Tiger was charged with the murder of Mondragon under the state’s entrapment doctrine, which holds that people are held accountable when someone else uses lethal self-defense. The case is still pending.
Fremont Sgt. Jeremy Miskella and Officer Officers Gaylan Chahuati and Joel Hernandez were part of the task force that planned to block Tiger’s car in the parking lot at the complex with an undercover police minivan and arrest him.
After the officers saw Tiger returning to the car with Mondragon and two others, Chahuati, the officers were slightly delayed by a resident entering the parking lot. The tiger began to pull out of the parking space as Chahuati jerked the van nose-to-nose with the BMW bumper, chirped the siren briefly, and Hernandez activated the police headlights in the visor, Patrick Moriarty, the officers’ lawyer, said. during the trial.
Sergeant Jeremy Miskella rode slightly behind the van in a Honda Pilot. The officers then got out of the vehicles, Miskella and Hernandez pointed their rifles at the BMW, and the officers gave orders to Tiger, Moriarty said.
The tiger reversed the BMW, started the engine, and then tried to escape by squeezing the BMW through the small space between the police cars and the carport with cars parked in it.

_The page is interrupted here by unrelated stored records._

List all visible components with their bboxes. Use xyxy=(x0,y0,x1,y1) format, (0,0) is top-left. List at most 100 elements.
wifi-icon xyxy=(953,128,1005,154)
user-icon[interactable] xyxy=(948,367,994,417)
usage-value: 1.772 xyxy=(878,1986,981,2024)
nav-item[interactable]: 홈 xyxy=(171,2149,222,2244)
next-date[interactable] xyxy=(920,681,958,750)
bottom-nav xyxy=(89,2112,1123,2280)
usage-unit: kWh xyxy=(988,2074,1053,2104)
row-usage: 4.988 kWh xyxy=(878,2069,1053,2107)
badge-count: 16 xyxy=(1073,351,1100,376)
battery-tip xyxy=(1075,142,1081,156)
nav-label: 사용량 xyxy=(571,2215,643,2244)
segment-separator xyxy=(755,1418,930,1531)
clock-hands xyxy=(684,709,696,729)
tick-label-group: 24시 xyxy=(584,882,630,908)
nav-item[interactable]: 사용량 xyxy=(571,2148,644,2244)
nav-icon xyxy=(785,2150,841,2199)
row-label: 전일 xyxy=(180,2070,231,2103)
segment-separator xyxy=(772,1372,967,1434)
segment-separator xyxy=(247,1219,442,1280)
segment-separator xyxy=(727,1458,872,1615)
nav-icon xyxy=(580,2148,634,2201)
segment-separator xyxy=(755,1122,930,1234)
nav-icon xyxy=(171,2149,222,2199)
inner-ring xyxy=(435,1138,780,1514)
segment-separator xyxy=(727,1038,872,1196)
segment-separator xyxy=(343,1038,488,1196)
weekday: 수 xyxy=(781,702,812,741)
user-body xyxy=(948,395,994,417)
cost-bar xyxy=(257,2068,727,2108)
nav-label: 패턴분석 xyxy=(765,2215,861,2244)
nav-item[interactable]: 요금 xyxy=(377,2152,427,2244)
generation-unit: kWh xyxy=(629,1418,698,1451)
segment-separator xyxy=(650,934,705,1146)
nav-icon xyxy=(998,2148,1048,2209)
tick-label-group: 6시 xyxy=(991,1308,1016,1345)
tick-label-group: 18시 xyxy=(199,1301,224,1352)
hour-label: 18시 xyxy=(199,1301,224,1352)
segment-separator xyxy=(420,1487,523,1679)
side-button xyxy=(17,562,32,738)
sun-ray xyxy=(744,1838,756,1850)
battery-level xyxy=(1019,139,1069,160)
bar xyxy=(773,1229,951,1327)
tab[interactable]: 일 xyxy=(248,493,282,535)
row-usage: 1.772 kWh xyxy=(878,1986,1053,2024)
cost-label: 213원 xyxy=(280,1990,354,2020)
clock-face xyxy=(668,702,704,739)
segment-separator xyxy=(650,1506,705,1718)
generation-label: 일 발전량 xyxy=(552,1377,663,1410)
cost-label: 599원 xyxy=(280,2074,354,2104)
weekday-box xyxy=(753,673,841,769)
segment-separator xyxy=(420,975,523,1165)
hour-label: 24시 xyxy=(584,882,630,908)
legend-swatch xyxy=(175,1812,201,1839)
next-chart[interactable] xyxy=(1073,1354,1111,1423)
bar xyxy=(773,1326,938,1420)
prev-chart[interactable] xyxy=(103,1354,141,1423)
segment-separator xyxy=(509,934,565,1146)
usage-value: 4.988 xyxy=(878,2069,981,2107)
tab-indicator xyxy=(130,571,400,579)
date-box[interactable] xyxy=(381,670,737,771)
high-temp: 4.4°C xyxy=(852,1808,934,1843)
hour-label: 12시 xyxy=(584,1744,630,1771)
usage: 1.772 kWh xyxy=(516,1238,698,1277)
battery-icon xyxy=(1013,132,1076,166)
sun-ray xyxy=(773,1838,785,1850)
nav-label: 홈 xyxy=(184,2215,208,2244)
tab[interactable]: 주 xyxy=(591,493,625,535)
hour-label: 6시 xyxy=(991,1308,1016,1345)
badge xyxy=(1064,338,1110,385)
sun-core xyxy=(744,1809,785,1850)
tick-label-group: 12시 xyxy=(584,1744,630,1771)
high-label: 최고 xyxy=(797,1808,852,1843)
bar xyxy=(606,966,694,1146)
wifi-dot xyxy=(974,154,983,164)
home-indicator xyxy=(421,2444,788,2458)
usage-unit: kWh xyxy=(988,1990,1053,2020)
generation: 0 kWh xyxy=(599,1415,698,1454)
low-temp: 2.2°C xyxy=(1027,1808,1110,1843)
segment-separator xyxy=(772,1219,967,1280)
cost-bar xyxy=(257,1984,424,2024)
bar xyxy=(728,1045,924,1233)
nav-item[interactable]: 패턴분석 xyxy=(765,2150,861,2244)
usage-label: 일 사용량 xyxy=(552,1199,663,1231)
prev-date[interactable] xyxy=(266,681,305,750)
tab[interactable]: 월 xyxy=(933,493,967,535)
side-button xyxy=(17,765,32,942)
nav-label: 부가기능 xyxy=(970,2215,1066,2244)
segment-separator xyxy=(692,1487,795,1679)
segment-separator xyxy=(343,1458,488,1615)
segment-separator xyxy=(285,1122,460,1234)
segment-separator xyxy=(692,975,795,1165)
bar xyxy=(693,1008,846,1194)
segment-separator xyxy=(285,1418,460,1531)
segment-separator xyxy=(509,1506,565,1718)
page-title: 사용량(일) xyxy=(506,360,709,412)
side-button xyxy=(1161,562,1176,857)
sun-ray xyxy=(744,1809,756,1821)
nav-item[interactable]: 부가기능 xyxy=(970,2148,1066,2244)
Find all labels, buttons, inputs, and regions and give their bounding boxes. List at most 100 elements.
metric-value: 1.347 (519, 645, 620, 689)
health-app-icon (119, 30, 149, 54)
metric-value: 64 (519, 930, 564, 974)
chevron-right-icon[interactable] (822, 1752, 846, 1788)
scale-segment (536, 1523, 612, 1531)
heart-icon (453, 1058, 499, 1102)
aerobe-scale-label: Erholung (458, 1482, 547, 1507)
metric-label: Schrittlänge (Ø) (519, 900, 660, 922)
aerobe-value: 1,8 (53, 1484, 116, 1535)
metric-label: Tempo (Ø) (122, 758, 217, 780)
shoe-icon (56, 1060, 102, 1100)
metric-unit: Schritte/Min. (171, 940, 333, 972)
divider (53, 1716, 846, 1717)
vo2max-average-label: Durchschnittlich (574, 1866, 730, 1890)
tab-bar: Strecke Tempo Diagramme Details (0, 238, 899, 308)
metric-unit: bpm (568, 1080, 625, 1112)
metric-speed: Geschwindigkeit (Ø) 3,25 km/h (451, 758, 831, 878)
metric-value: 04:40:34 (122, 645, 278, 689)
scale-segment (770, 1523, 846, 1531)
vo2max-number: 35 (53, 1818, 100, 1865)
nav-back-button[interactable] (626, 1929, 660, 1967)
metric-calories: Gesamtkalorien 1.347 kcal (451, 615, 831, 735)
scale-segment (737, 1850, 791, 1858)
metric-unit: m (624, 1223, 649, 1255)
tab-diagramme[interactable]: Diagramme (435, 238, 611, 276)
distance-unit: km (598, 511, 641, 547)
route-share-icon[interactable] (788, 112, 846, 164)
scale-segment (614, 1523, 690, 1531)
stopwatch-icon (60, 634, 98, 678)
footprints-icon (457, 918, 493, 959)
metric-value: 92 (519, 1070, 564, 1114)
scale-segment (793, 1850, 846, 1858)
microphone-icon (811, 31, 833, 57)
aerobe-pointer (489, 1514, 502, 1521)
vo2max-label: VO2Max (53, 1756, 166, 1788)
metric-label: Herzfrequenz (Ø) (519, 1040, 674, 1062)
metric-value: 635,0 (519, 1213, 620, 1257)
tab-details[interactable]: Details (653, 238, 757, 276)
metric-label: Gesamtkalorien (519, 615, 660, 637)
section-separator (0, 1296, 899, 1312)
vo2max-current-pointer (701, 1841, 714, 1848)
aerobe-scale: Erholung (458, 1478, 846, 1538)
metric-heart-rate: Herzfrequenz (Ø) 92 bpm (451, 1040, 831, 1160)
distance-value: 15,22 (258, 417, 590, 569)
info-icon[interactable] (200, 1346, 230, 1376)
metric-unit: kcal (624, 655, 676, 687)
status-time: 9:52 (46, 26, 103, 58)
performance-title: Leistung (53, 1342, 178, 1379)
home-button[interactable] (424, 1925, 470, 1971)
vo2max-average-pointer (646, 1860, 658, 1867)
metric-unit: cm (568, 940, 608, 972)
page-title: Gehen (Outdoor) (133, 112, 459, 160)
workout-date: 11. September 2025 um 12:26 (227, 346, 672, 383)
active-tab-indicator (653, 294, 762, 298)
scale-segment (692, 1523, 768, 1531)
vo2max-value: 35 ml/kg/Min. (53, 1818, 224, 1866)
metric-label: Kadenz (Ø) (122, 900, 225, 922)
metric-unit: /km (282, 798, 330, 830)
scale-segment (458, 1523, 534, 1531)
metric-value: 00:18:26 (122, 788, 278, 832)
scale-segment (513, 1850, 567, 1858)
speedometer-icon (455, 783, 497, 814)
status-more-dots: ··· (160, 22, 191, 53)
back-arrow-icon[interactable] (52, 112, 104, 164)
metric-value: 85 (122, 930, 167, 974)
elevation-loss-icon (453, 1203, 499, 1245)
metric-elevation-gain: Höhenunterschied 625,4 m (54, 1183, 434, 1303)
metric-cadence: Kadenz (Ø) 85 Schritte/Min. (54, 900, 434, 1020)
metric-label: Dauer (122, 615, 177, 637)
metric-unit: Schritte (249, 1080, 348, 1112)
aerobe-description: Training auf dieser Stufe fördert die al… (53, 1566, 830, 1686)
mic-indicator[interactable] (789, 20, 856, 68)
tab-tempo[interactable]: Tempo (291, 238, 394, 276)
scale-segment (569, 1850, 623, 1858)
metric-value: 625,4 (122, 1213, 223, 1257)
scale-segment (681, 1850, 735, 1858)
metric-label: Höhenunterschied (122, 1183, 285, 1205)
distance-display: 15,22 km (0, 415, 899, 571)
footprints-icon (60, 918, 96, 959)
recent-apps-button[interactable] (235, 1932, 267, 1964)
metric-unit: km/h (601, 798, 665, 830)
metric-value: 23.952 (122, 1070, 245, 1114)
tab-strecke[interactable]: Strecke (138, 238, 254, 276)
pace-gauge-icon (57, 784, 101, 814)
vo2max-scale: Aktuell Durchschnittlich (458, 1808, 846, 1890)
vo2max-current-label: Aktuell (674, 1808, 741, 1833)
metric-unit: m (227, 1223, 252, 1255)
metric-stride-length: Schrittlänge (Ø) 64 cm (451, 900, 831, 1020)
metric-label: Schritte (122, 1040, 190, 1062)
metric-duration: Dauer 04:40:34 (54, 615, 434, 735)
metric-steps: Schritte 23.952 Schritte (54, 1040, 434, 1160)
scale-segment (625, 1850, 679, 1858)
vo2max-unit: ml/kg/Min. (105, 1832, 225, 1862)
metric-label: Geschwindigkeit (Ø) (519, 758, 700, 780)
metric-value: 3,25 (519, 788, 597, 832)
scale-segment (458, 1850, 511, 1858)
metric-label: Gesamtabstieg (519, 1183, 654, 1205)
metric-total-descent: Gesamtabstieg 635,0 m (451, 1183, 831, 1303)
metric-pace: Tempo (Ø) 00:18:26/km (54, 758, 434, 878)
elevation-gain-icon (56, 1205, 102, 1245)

Hernandez, who said he thought Chahuati had been killed, fired his rifle twice at a passing car, while Miskella fired five shots from his rifle.
One of Miskella’s shots hit Mondragon, who was in the front passenger seat of the BMW, cutting through her chest and lodged in her spine. According to medical records, she died from her injuries that night during emergency surgery. Medical officials later confirmed that Mondragon was pregnant at the time of her death.
During the trial, lawyers for Moriarty and John Robinson stated that Mondragon’s death was a tragedy, but not something the officers were responsible for. They highlighted the recklessness of Tiger, who remains in Dublin’s Santa Rita Prison awaiting trial. To prove murder, the Alameda County District Attorney’s office disputes the legal theory that officers used legal force due to Tiger’s actions, leaving him criminally responsible for her death. He pleaded not guilty.
The jury ultimately decided after about two days of deliberation that Tiger was 51% responsible for Mondragon’s death and 25% responsible for Miskella. The jury decided that Chahuati and Hernandez were 12% responsible for this, according to lawyers for the Mondragon family and a spokesman for the city of Fremont.
“This verdict is a monument to justice,” Pointer said in an interview Friday night.
“I think this verdict shows that our community is not willing to give officers the right to behave recklessly and then subsequently take the position that they cannot be held responsible for their reckless behavior,” Pointer said.
The city can still appeal the verdict.